1. Een eenduidige juridische systematiek, d.w.z. uniformiteit in opmaak en stijl, eenduidige begrippen en onderlinge inhoudelijke samenhang.

2. Alle modellen worden in beginsel altijd opgesteld in lijn met de 100 Ideeën voor de gemeentelijke regelgever, daar wordt ook op getoetst. Hierbij besteden we aandacht aan:

  • Eenvoud, helderheid en toegankelijkheid.
  • Rechtmatigheid: in overeenstemming met de Algemene wet bestuursrecht, de Gemeentewet, overig toepasselijk ‘hoger recht’ en de algemene rechtsbeginselen zoals het gelijkheidsbeginsel.
  • Effectief regelgevingsbeleid: noodzakelijkheid en wenselijkheid, handhaafbaarheid en naleefbaarheid, doeltreffendheid en doelmatigheid en (ongewenste) neveneffecten.
  • Deregulering en administratieve lasten: schrappen van overbodige regels, samenvoegen van regels, algemene regels in plaats van vergunningstelsels, etc.

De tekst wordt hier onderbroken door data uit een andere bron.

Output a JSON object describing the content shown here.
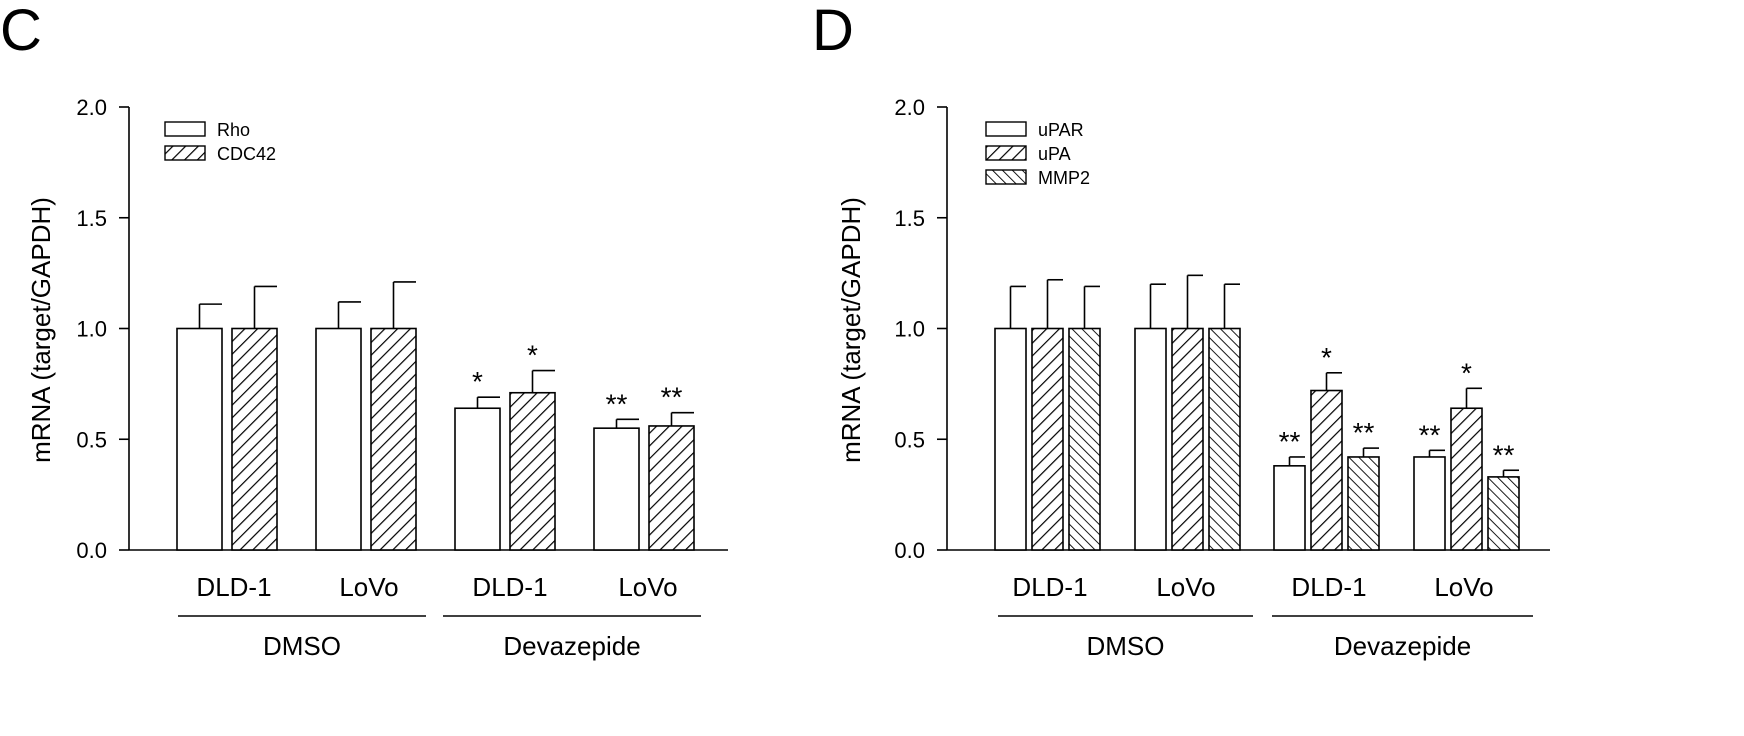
{
  "chart_data": [
    {
      "panel_letter": "C",
      "type": "bar",
      "ylabel": "mRNA (target/GAPDH)",
      "ylim": [
        0,
        2.0
      ],
      "yticks": [
        "0.0",
        "0.5",
        "1.0",
        "1.5",
        "2.0"
      ],
      "categories": [
        "DLD-1",
        "LoVo",
        "DLD-1",
        "LoVo"
      ],
      "groups": [
        {
          "label": "DMSO",
          "categories": [
            0,
            1
          ]
        },
        {
          "label": "Devazepide",
          "categories": [
            2,
            3
          ]
        }
      ],
      "legend_position": "top-left",
      "series": [
        {
          "name": "Rho",
          "pattern": "open",
          "values": [
            1.0,
            1.0,
            0.64,
            0.55
          ],
          "errors": [
            0.11,
            0.12,
            0.05,
            0.04
          ],
          "significance": [
            "",
            "",
            "*",
            "**"
          ]
        },
        {
          "name": "CDC42",
          "pattern": "hatch-forward",
          "values": [
            1.0,
            1.0,
            0.71,
            0.56
          ],
          "errors": [
            0.19,
            0.21,
            0.1,
            0.06
          ],
          "significance": [
            "",
            "",
            "*",
            "**"
          ]
        }
      ]
    },
    {
      "panel_letter": "D",
      "type": "bar",
      "ylabel": "mRNA (target/GAPDH)",
      "ylim": [
        0,
        2.0
      ],
      "yticks": [
        "0.0",
        "0.5",
        "1.0",
        "1.5",
        "2.0"
      ],
      "categories": [
        "DLD-1",
        "LoVo",
        "DLD-1",
        "LoVo"
      ],
      "groups": [
        {
          "label": "DMSO",
          "categories": [
            0,
            1
          ]
        },
        {
          "label": "Devazepide",
          "categories": [
            2,
            3
          ]
        }
      ],
      "legend_position": "top-left",
      "series": [
        {
          "name": "uPAR",
          "pattern": "open",
          "values": [
            1.0,
            1.0,
            0.38,
            0.42
          ],
          "errors": [
            0.19,
            0.2,
            0.04,
            0.03
          ],
          "significance": [
            "",
            "",
            "**",
            "**"
          ]
        },
        {
          "name": "uPA",
          "pattern": "hatch-forward",
          "values": [
            1.0,
            1.0,
            0.72,
            0.64
          ],
          "errors": [
            0.22,
            0.24,
            0.08,
            0.09
          ],
          "significance": [
            "",
            "",
            "*",
            "*"
          ]
        },
        {
          "name": "MMP2",
          "pattern": "hatch-back",
          "values": [
            1.0,
            1.0,
            0.42,
            0.33
          ],
          "errors": [
            0.19,
            0.2,
            0.04,
            0.03
          ],
          "significance": [
            "",
            "",
            "**",
            "**"
          ]
        }
      ]
    }
  ]
}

3. Een erg belangrijk uitgangspunt is dat de modellen voldoende recht moeten doen aan de autonome status van individuele gemeenten. Dat wil zeggen dat - waar bevorderlijk voor de keuzevrijheid van gemeenten - meerdere opties/keuzemogelijkheden binnen een model worden gecreëerd. (Door middel van varianten, facultatieve bepalingen en invulbepalingen.)

4. Toelichtingen kunnen fungeren als modeltoelichting. Verdere uitleg en informatie (context, toelichting bij de te maken keuzes, etc.) krijgen een plek in de (begeleidende) VNG ledenbrief en de daarbij behorende bijlagen (was-wordt-tabel, model raadsbesluit wijziging en evt. implementatiehandleiding).

Waar kunt u de meest recente modelverordeningen aanvragen?

De modellen van de VNG (waaronder de modelverordeningen) worden in de Kennisbank Decentrale Regelgeving (KDER) en de Modellen Decentrale Regelgeving (MDR) opgenomen en beheerd. Beide producten vullen elkaar aan: KDER biedt u achtergrondinformatie bij het opstellen van verordeningen, via MDR kunt u uw eigen verordeningen genereren.